Melbourne kicked the next five goals of the third quarter, including three in a remarkable final 50 seconds of the term.
One of those came from Petracca who produced the goal-of-the-night with a brilliant dribble number from the boundary line.
This nine-minute blitz broke the hearts of the Dogs who raised the white flag early in the final term after full-forward Ben Brown and Fritsch kicked goals inside the opening two minutes.
After that party time kicked in as the team who'd lost their way over the past couple of years, showed why they'd been the best in the competition all season.
A nine-goal to one final term was the perfect way for long-suffering Demon fans to celebrate the end of the club's 57-year drought.
And in time they will go back and watch over and over again the moment Jack Viney changed the complexion of the 2021 Grand Final.
FORWARD PATIENCE
THREE months ago Brown was struggling to get a kick in the VFL.

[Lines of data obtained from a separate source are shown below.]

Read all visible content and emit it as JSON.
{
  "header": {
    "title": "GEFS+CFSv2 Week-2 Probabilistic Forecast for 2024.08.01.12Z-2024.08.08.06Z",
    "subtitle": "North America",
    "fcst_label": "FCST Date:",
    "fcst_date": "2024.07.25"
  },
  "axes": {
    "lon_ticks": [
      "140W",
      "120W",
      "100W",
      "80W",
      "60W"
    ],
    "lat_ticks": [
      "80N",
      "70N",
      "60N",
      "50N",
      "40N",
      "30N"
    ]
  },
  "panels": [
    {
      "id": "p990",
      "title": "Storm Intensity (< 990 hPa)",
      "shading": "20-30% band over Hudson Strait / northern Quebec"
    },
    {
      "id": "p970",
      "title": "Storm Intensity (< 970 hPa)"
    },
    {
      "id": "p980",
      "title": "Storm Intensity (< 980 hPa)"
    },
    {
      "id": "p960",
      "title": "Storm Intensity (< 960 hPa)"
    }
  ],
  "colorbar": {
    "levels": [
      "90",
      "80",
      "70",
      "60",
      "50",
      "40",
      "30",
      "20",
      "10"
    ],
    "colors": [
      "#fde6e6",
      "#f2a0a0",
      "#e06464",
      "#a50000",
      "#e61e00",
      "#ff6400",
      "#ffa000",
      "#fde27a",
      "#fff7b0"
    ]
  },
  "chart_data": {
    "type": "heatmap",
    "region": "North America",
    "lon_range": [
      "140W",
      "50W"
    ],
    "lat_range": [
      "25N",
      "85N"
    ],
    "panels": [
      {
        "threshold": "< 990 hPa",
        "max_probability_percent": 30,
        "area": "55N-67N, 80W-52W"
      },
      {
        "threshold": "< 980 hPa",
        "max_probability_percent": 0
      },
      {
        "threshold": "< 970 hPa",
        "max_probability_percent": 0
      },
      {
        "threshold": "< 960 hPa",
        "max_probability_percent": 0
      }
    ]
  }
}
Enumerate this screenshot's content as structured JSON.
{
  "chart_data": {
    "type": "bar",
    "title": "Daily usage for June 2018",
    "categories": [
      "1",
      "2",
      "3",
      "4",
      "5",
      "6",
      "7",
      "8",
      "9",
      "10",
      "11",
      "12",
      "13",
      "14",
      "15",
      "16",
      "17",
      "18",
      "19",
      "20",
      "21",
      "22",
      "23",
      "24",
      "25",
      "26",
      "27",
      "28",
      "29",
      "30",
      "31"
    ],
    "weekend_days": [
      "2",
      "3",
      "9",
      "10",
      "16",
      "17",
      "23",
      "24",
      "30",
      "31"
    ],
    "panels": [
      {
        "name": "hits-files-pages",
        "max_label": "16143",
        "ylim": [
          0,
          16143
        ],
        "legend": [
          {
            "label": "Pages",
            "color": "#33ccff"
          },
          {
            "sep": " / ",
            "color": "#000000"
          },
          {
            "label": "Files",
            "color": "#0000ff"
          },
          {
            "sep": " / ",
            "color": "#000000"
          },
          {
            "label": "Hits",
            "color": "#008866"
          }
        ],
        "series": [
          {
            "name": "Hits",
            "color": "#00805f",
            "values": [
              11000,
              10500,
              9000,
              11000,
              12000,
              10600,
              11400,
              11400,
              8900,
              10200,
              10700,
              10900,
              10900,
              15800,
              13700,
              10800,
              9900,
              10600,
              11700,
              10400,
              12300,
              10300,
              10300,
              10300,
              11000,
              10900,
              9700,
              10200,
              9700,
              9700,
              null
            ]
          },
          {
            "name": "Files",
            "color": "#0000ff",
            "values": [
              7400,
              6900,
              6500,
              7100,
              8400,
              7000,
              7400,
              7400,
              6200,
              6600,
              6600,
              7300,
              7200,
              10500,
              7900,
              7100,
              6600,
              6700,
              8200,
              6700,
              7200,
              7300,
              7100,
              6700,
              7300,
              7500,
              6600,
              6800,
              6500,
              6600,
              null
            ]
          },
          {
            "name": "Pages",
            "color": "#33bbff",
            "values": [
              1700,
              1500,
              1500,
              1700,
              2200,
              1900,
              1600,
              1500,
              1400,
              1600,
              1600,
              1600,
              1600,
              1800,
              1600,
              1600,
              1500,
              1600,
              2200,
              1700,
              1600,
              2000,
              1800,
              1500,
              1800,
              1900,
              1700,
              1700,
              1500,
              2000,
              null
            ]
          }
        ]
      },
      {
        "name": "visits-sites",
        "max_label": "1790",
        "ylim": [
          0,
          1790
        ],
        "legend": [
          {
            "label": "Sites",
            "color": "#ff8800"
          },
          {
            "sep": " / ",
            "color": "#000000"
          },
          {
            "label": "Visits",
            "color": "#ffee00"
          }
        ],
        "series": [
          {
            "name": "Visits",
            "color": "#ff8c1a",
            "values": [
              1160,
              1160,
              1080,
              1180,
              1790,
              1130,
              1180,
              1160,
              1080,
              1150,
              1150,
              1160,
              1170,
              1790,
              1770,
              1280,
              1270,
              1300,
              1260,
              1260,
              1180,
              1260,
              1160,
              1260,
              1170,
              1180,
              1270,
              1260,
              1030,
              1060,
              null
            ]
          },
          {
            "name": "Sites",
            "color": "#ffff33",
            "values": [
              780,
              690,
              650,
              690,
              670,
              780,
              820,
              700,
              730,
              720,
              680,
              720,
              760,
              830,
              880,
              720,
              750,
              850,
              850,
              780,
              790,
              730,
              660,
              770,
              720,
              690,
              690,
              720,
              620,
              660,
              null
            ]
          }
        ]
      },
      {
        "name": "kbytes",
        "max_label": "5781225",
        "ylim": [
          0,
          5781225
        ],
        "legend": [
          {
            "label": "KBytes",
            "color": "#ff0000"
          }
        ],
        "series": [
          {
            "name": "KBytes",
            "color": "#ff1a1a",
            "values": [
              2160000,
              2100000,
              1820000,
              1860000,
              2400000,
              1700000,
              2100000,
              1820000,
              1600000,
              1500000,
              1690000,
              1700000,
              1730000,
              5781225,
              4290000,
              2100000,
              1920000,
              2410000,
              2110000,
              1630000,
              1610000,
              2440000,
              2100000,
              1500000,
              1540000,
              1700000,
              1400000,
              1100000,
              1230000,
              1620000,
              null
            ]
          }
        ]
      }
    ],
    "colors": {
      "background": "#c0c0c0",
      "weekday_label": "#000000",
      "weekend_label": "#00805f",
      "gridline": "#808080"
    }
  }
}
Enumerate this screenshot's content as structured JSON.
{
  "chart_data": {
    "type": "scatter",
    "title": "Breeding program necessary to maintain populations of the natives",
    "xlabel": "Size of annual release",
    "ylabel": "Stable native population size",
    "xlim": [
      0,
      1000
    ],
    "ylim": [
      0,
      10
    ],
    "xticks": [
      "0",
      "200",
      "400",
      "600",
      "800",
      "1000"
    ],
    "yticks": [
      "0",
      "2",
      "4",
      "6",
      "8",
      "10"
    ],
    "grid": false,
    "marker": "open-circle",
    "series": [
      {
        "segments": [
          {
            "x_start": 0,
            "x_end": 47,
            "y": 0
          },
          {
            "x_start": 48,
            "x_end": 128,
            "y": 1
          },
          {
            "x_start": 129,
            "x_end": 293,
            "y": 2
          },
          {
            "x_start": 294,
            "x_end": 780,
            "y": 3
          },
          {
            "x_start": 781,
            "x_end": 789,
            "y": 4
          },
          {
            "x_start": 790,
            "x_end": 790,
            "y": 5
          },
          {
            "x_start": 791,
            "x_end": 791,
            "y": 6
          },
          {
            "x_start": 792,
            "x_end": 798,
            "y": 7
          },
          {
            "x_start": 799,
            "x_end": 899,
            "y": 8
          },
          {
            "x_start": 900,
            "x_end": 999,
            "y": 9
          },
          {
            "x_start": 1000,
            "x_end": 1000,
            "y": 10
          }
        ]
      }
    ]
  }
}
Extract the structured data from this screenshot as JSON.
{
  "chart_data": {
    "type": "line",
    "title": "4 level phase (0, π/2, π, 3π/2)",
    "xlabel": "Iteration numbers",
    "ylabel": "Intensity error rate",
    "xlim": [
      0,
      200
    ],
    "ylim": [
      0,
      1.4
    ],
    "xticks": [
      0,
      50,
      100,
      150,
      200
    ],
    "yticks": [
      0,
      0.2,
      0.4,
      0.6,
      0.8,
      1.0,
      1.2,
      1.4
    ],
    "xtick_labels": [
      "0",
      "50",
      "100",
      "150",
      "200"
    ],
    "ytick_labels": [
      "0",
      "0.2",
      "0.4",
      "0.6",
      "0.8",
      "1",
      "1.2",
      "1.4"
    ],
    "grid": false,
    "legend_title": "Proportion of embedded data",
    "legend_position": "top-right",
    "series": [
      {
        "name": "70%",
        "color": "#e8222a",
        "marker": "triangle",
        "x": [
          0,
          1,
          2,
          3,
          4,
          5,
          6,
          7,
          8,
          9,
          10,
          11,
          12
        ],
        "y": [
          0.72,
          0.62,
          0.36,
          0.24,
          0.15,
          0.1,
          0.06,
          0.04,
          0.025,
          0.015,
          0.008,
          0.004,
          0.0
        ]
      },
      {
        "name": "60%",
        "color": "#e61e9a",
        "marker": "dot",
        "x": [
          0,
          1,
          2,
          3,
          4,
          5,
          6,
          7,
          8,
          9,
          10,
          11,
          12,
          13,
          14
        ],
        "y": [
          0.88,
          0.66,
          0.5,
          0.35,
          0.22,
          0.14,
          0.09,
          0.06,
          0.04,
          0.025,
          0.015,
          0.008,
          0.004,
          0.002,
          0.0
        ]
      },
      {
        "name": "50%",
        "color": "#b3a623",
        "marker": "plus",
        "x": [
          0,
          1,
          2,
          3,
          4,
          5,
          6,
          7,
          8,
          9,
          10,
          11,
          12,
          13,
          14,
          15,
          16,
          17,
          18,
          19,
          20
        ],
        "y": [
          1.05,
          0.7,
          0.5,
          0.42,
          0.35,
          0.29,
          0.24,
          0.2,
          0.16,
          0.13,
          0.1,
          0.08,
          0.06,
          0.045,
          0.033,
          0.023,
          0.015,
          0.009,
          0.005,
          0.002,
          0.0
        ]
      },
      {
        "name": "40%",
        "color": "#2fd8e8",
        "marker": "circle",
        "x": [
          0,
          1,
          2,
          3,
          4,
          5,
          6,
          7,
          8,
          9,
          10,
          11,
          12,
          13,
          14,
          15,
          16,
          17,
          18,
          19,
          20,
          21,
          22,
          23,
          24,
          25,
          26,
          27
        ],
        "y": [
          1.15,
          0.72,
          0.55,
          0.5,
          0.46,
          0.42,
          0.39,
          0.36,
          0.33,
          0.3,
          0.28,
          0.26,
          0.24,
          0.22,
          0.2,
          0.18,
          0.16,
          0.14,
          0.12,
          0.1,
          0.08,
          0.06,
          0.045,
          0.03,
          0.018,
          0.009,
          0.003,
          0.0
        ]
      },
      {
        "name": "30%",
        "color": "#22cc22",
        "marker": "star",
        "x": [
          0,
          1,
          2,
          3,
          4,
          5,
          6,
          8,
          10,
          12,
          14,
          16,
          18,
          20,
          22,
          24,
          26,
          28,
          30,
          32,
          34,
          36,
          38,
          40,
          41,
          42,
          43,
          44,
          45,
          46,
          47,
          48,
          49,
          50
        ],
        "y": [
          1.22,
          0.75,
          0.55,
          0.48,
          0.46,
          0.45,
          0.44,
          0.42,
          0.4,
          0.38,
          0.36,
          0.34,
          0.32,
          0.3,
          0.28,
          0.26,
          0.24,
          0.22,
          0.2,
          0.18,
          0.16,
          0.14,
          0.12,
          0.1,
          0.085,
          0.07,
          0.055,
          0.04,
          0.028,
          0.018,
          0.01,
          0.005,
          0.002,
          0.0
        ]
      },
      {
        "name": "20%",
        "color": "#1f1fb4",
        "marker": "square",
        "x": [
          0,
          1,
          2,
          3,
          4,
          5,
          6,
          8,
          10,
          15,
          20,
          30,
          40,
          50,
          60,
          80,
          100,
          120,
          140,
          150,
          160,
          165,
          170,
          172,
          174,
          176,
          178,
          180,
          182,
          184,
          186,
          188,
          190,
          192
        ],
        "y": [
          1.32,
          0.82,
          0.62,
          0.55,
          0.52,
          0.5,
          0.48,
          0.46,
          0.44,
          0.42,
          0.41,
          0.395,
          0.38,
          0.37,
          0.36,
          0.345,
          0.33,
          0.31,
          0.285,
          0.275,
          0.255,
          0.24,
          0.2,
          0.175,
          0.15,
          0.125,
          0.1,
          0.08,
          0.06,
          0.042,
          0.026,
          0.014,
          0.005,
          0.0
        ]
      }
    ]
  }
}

The big-name recruit was looking every bit a bust and a shadow of the star forward he was at North Melbourne.
Young gun Sam Weideman was given a chance to make the goal square his own but when he didn't take the chance Melbourne coach Simon Goodwin went back to Brown.
This faith was rewarded throughout the finals series given Brown straightened up the Demons and more importantly freed up Fritsch to do his thing.
The combination put nine goals on the Bulldogs in a match-winning one-two punch set-up that not that long ago looked unlikely to be happening.
STATEMENT TIME
ADAM Treloar has found himself as one of the main talking points throughout the finals series.
An off night in the semi-final against Brisbane saw him under the spotlight but he responded in the preliminary final with total class.
And if there were any doubters remaining, the former Magpie single handedly turned the momentum of the grand final in the opening five minutes of the second quarter.
Two identical snap goals kick-started the Dogs and he then engineered a centre clearance which finished with an Aaron Naughton goal.
It was then Bontempelli's turn to put his hand up with the Brownlow Medal runner-up owning the second half of the term.
Two big contested marks deep forward resulted in two goals to give his side an extraordinary eight-point half-time lead.
DREAM START
A SWIM at the beach followed by a pot and a parmie was Goodwin's way to escape the pressure of the lead-up on Thursday.
He would have played the opening of the game over and over in his head during this alone time and everything he wished for came true in the first quarter.
The Demons three key playmakers - Oliver, Petracca and Salem - were in everything and orchestrated the 21-point advantage.
Oliver led all-comers with 13 possessions while Petracca had 10 touches and the opening goal (a one-step bullet from 50 metres). Salem had nine touches and was doing as he pleased across half-back.
By contrast it was a forgettable opening for Dogs defender Bailey Williams who coughed up two goals with basic skill errors.